Après une journée de trajet, nous arrivons chez M Bhatt, gérant d’un commerce dans le bâtiment et le foncier. Il possède aussi une petite ferme familiale à Lal Kuan pour son plaisir personnel. En effet, il est issu d’une famille de paysans, aime les animaux et l’agriculture. Il a alors entrepris de faire une formation sur la production laitière dans le centre de recherche et d’éducation gouvernemental de la ville. Cette formation est basée sur les dernières technologies issues de la science de l’agriculture.

Il était très heureux d’accueillir des étrangers et de parler de sa passion pour l’agriculture. Il a à cœur d’aider les agriculteurs locaux à vivre mieux. Pour cela, il compte les aider à s’approprier les techniques modernes pour produire plus. M Bhatt nous a proposé de faire la visite des alentours et de l’université agricole le vendredi matin, avant notre départ en train. Oh yeah avec grand plaisir !

La ferme et le village

M Bhatt possède deux vaches dont une en production. Elles sont nourries aux fourrages et aux concentrés issus de la ferme. Malgré tout, l’agriculteur achète quelques compléments pour équilibrer la ration. Chaque matin, une personne va récolter de grandes herbes qui poussent sur les bordures des champs. Toutes les parties végétales de la plante sont riches, les agriculteurs coupent donc l’herbe en morceaux (à l’aide d’une machine) pour que l’animal mange la totalité. Ensuite, M Bhatt a à sa disposition du foin d’avoine légèrement fermenté (sorte d’enrubannage). Pour ce qui est du concentré, il existe plusieurs recettes pour complémenter l’animal. Il y a d’abord  un mélange de graines aplaties (céréales et protéagineux). Le paysan peut aussi cuisiner une sorte de soupe de céréales, lait et autres ingrédients.

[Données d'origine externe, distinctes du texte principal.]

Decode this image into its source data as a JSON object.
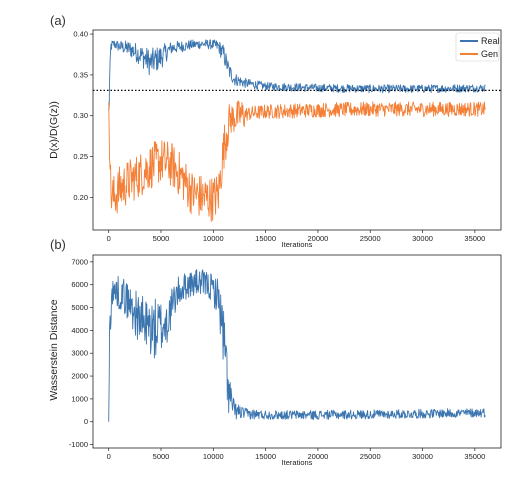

M Bhatt produit des cultures fourragères et céréalières pour la plupart en agroforesterie. La présence de la plus grande industrie du papier d’Inde dans la région fait que bon nombre d’agriculteurs ont des parcelles de peupleraies. Ces champs sont conduits en coproduction. Lors de la période de défoliation, les paysans produisent des céréales et des fourrages en dessous. Ensuite, la zone est laissée telle quelle. Dans les champs sans arbres, les agriculteurs produisent du riz, de la canne à sucre et des céréales.

Nous avons visité le village avec un grand intérêt. Nous avons découvert une agriculture de petite échelle. Les fermes sont de faibles surfaces, comprennent une ou deux vaches laitières, une production fourragère pour nourrir le bétail, une production vivrière pour nourrir les paysans et parfois des cultures de rentes pour rapporter des sous (canne à sucre, blé, riz etc.). Comme nous a expliqué M Bhatt, l’agriculture n’est pas une occupation assez rémunératrice pour faire vivre la famille. Le paysan a donc souvent d’autres sources de revenus à l’extérieur de sa ferme.

Chaque famille a un méthaniseur pour produire son gaz domestique ! Cet outil permet de valoriser les gaz issus de la décomposition des matières fécales animales. Il est placé à côté de la plateforme d’alimentation des animaux.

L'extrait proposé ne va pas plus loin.